Grows well in Whatcom County
Hardy cyclamen can survive brief and sometimes prolonged periods at temperatures below 0 degrees especially with snow cover. Weather buffers of trees, shrubs, buildings,
Weather buffers of trees, shrubs, buildings, the amount of moisture, the sun, etc. can make a difference in successfully growing cyclamen in severe cold. It is good to keep in mind that winter is their growing season when they need light and moisture.
Plant these Cyclamen hederifolium in partial sun along a garden walkway. Hardy Cyclamen are ideally suited to growing in a shaded rockery or naturalized in the light shade of woodland borders. They combine great with ferns, hardy perennials, and spring flowering bulbs.
Planted in beds of their own they will create a palate of amazing color. Hardy cyclamen are one of the few flowering plants that will grow in the dry shade, one of the most challenging spots in any garden. Cyclamen roots are non-competitive and can be planted among the roots of trees and large shrubs, both deciduous and evergreen.
Since cyclamen plants are small it is nice to plant somewhere you can observe them up close, near walkways, entryways and outdoor living areas.
Cyclamen also make excellent potted plants. There is much written about cyclamen pot culture and many growers and collectors grow exclusively in pots under glass. More information on planting in pots see Cyclamen Pot Culture.
Soil and Water
Sandy to clay soils are acceptable but should be well draining and loose with grit, compost or mulch. Wet and soggy soils with poor drainage will cause tubers to rot.

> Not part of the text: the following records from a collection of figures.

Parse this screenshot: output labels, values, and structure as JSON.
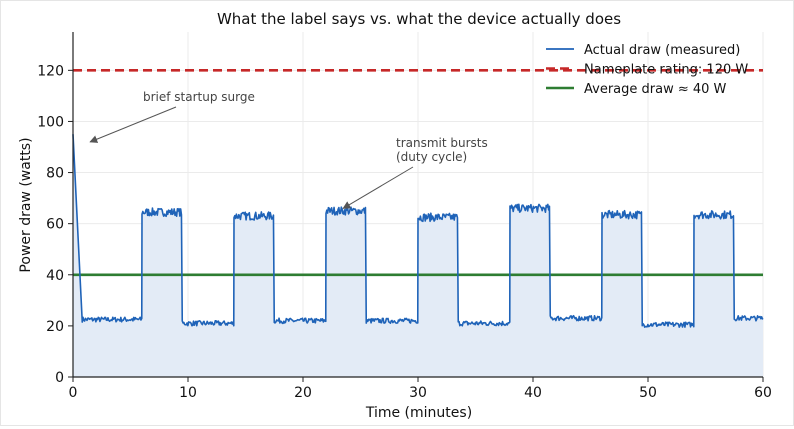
{
  "chart_data": {
    "type": "line",
    "title": "What the label says vs. what the device actually does",
    "xlabel": "Time (minutes)",
    "ylabel": "Power draw (watts)",
    "xlim": [
      0,
      60
    ],
    "ylim": [
      0,
      135
    ],
    "x_ticks": [
      0,
      10,
      20,
      30,
      40,
      50,
      60
    ],
    "y_ticks": [
      0,
      20,
      40,
      60,
      80,
      100,
      120
    ],
    "grid": true,
    "legend_position": "top-right",
    "series": [
      {
        "name": "Actual draw (measured)",
        "color": "#1f63b8",
        "fill_color": "#e3ebf6",
        "startup": {
          "x": [
            0,
            0.8
          ],
          "y": [
            95,
            22
          ]
        },
        "segments": [
          {
            "x_start": 0.8,
            "x_end": 6.0,
            "level": 22.5
          },
          {
            "x_start": 6.0,
            "x_end": 9.5,
            "level": 64.5
          },
          {
            "x_start": 9.5,
            "x_end": 14.0,
            "level": 21.0
          },
          {
            "x_start": 14.0,
            "x_end": 17.5,
            "level": 63.0
          },
          {
            "x_start": 17.5,
            "x_end": 22.0,
            "level": 22.0
          },
          {
            "x_start": 22.0,
            "x_end": 25.5,
            "level": 65.0
          },
          {
            "x_start": 25.5,
            "x_end": 30.0,
            "level": 22.0
          },
          {
            "x_start": 30.0,
            "x_end": 33.5,
            "level": 62.5
          },
          {
            "x_start": 33.5,
            "x_end": 38.0,
            "level": 21.0
          },
          {
            "x_start": 38.0,
            "x_end": 41.5,
            "level": 66.0
          },
          {
            "x_start": 41.5,
            "x_end": 46.0,
            "level": 23.0
          },
          {
            "x_start": 46.0,
            "x_end": 49.5,
            "level": 63.5
          },
          {
            "x_start": 49.5,
            "x_end": 54.0,
            "level": 20.5
          },
          {
            "x_start": 54.0,
            "x_end": 57.5,
            "level": 63.5
          },
          {
            "x_start": 57.5,
            "x_end": 60.0,
            "level": 23.0
          }
        ]
      },
      {
        "name": "Nameplate rating: 120 W",
        "color": "#c62828",
        "style": "dashed",
        "y": 120
      },
      {
        "name": "Average draw ≈ 40 W",
        "color": "#2e7d32",
        "style": "solid",
        "y": 40
      }
    ],
    "annotations": [
      {
        "lines": [
          "brief startup surge"
        ],
        "target": {
          "x": 1.5,
          "y": 92
        }
      },
      {
        "lines": [
          "transmit bursts",
          "(duty cycle)"
        ],
        "target": {
          "x": 23.5,
          "y": 66
        }
      }
    ]
  }
}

Hardy Cyclamen need watering in late summer and early fall to break dormancy and encourage new growth. Nature usually supplies enough moisture in these seasons, if not then watering by some other means may be necessary. In summer when plants go dormant most species need some small amount of moisture to keep roots from dying back which will decrease bloom.
Heavy deposits of tree leaves in fall should be brushed aside so growing cyclamen leaves get light. Avoid any raking or the tops of the tubers may be damaged. In freezing weather a light cover of leaves or evergreen boughs will help protect the plants, removing them as soon as possible. In late spring or early summer, the plant’s leaves will start to yellow and the plant will enter dormancy.